(more coming soon)
This is my take on price patterns with some current, relevant examples – no fancy diagrams. You should be able to see what I mean fine enough. It takes time and practice to recognize and find them, so make a habit of going on price pattern safaris to really learn these. For a more complete course on price patterns and their strategies, refer to the Investools currencies courses.
Price patterns – know this stuff
Ok here’s the deal. Price patterns are nothing more than support and resistance twisted around, and when prices peak in certain orders.
There are only a handful or patterns that everybody uses, trust me. No need to buy a book on the things for the “secret” price patterns. I’ll tell you about these here.
Price patterns are not magic. Sounds absurd, but truly: don’t overemphasize them. Their role is the same as support/resistance usually is. And that roles usually is ancillary to your studies, which time the entries into trades. Patterns are good at showing a good context for taking those signals, among other things. They are advantageous to us as traders because they usually give us a target of how far the price “should” go from the breakout, and we usually have an idea of about when/where they will do this.
The price patterns we will look at are divided into two categories: continuation and reversal patterns.
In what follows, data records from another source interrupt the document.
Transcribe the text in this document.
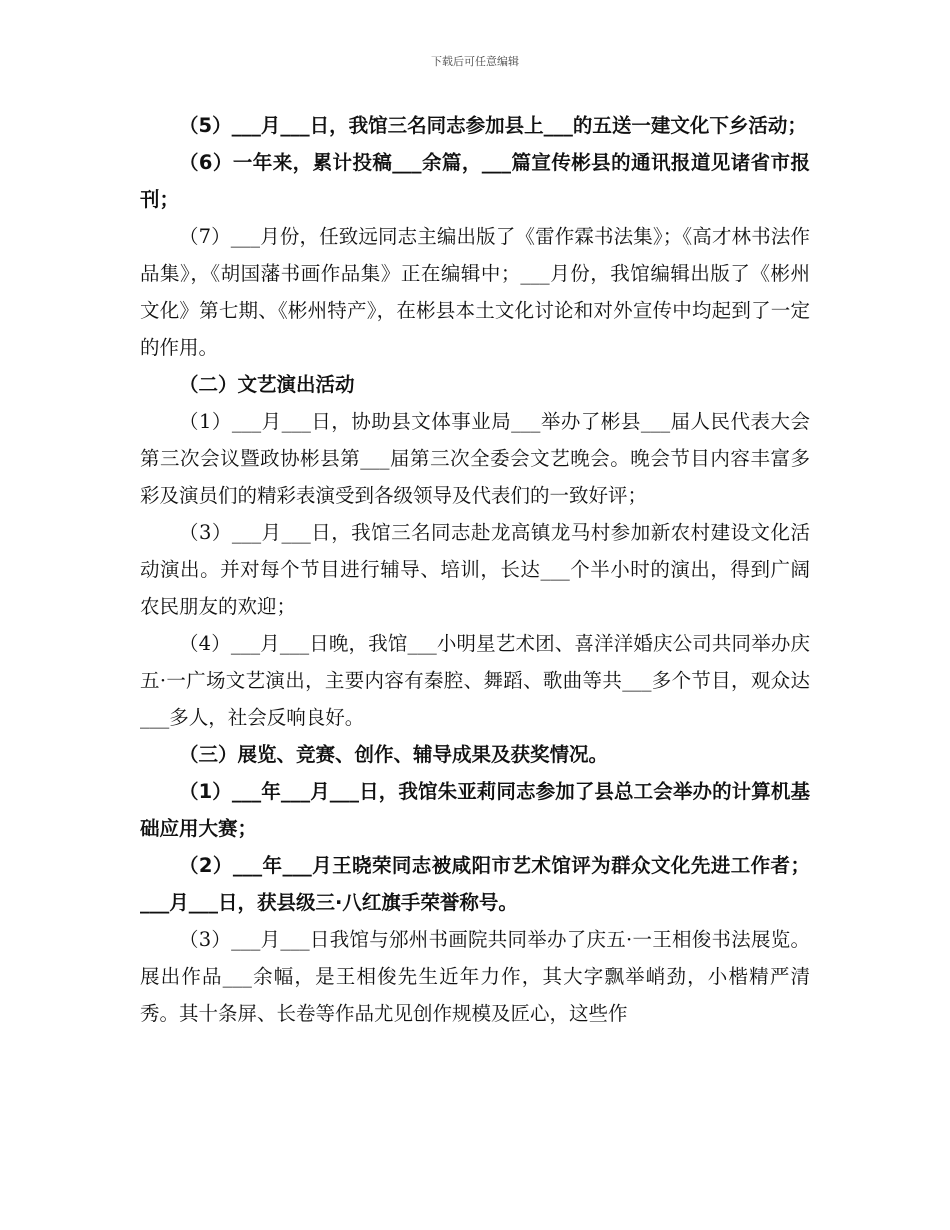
下载后可任意编辑

（5）___月___日，我馆三名同志参加县上___的五送一建文化下乡活动；

（6）一年来，累计投稿___余篇，___篇宣传彬县的通讯报道见诸省市报刊；

（7）___月份，任致远同志主编出版了《雷作霖书法集》；《高才林书法作品集》，《胡国藩书画作品集》正在编辑中；___月份，我馆编辑出版了《彬州文化》第七期、《彬州特产》，在彬县本土文化讨论和对外宣传中均起到了一定的作用。

（二）文艺演出活动

（1）___月___日，协助县文体事业局___举办了彬县___届人民代表大会第三次会议暨政协彬县第___届第三次全委会文艺晚会。晚会节目内容丰富多彩及演员们的精彩表演受到各级领导及代表们的一致好评；

（3）___月___日，我馆三名同志赴龙高镇龙马村参加新农村建设文化活动演出。并对每个节目进行辅导、培训，长达___个半小时的演出，得到广阔农民朋友的欢迎；

（4）___月___日晚，我馆___小明星艺术团、喜洋洋婚庆公司共同举办庆五·一广场文艺演出，主要内容有秦腔、舞蹈、歌曲等共___多个节目，观众达___多人，社会反响良好。

（三）展览、竞赛、创作、辅导成果及获奖情况。

（1）___年___月___日，我馆朱亚莉同志参加了县总工会举办的计算机基础应用大赛；

（2）___年___月王晓荣同志被咸阳市艺术馆评为群众文化先进工作者；___月___日，获县级三·八红旗手荣誉称号。

（3）___月___日我馆与邠州书画院共同举办了庆五·一王相俊书法展览。展出作品___余幅，是王相俊先生近年力作，其大字飘举峭劲，小楷精严清秀。其十条屏、长卷等作品尤见创作规模及匠心，这些作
We’ll look at continuation patterns first, since they are much more common, and then reversal patterns.
These are triangles, wedges, and pennants (triangle shapes), and flags (rectangular).
Triangles come in several varieties (symmetrical, ascending, descending, etc.), but the names are simply labels for the shapes. Triangles will usually break in the direction of the previous trend, before the triangle shaped consolidation. However, they can and often do go either way. What’s important is to watch for the breakout. Our example of the EUR/GBP in this chart just happened yesterday from time of writing this.
A triangle is simply converging support and resistance – they point in toward eachother and will eventually reach an apex off on the right somewhere.
How long they form: From the edges of support and resistance to the apex is usually a time span of one to several months. Importantly, a defining feature of triangles is that they swing from a peak at resistance, down to the inverted peak at support, doing this and touching each at least two times at top and two times at the bottom. This is illustrated in the chart.
When to expect the breakout: Triangles usually breakout 2/3 – 3/4 the way to the apex from the base. This does not always happen, and sometimes they go all the way to the apex before moving. In the triangle chart here, this break was a little closer to half way between the base and apex.
Targets: Measure the triangle at the base. This distance, in pips, is how far we can expect price to go as a minimum. This is a rule of thumb and, of course, doesn’t always happen.